How different are Madhuri and Juhi to work with?
Madhuri is somebody I can watch the Gunda video with. Gunda is a cult classic starring Mithun Chakraborty and it is so bad that it is so good. It is a D-grade film, but Madhuri gets it and loves it. I introduced her to it while shooting. Juhi is far more prim and proper. She is fun, but in a formal way. Madhuri is much more spontaneous than Juhi. Juhi is a lot more studied, conscious and puts in a lot more thought. Madhuri is incredibly professional. She will be there for a 5 am shot at 4.45 am with her makeup on. We had no stunt doubles or body doubles for any of the shots. Madhuri is non-vegetarian, Juhi is vegetarian. I remember when my associate director came to meet me for the interview, I asked him only one question, ‘Are you vegetarian?’ He said no. I said, ‘You are in.’ But I am way too grateful to Juhi to allow me to break her mould.

Who are you most attached to?
My mother. She is a very strangely crazy person and I am a lot like her. She is extremely loving and gets into these fits of this tempestuous anger, has a giving heart and likes to keep everybody happy. She also has a very discerning eye for music, art and cinema and she is a no-nonsense person when it comes to her telling you what she likes or doesn’t like. Of course, she has the Tagore hangover which every Bengali has. While she likes my singing voice, she would like me to call her more often. Boys cannot have conversations with mothers like girls can. My wife talks to her more than I do. She was a master in Sanskrit, but devoted a lot of her life to my cultural and emotional upbringing. I know that she could have done more with her life, but she sacrificed it for me. And, of course, she is a great cook. She came here and I made her meet Madhuri who immediately touched her feet.
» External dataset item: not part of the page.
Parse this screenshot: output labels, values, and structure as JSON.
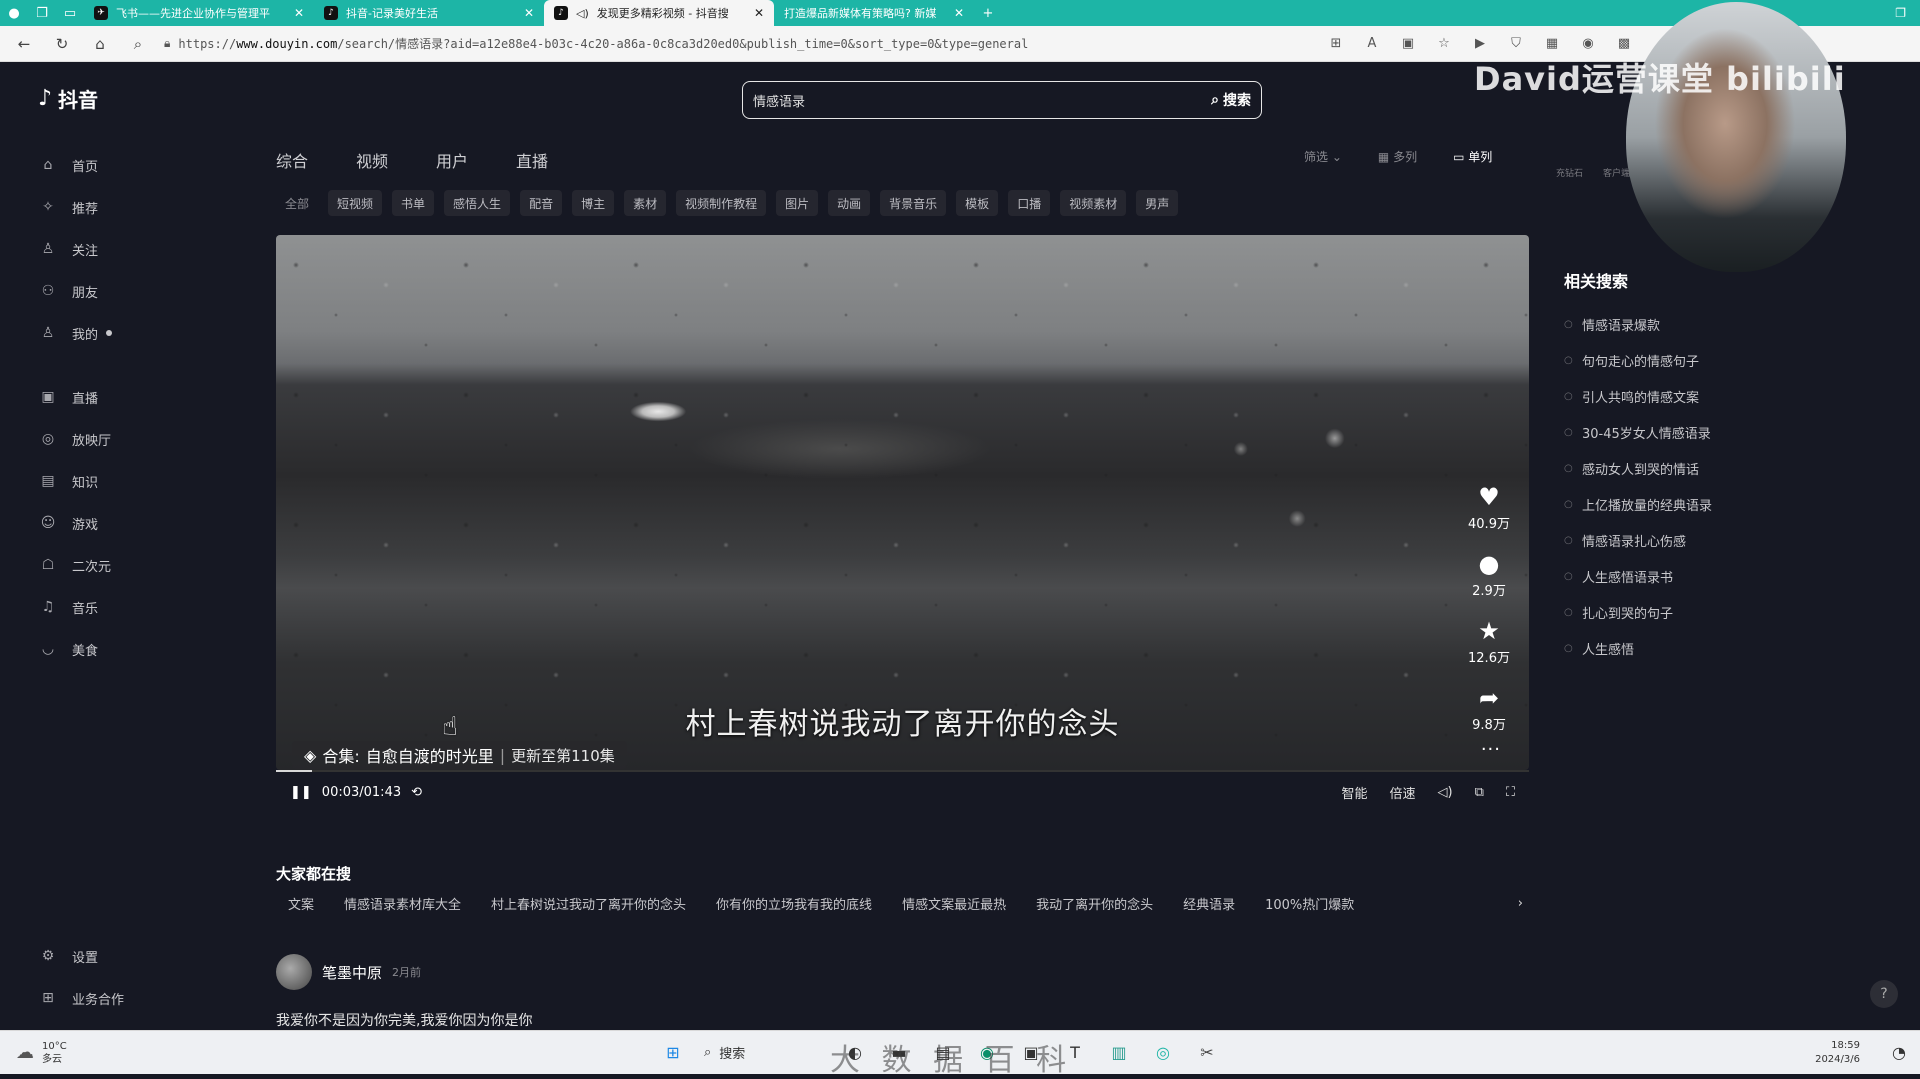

My mom immediately said, ‘See her upbringing.’ The best thing I like about my mother is that she keeps me grounded. The first time my picture came out with Madhuri in the paper, she called me to say your hairline is receding. The other anchor in my life is my wife. The day I took my first shot of Gulaab Gang, I had three missed calls from her. I called her back hoping that she would ask me about the shot. But she said, ‘Do you have Ramesh’s new number?’ He is the guy who delivers gas. That is life and it is brilliant.

Are Bengali women dominating?
I like dominating women as they are more competent. Also, versus physical power, you give the woman the same training as a man and she will beat the shit out of him.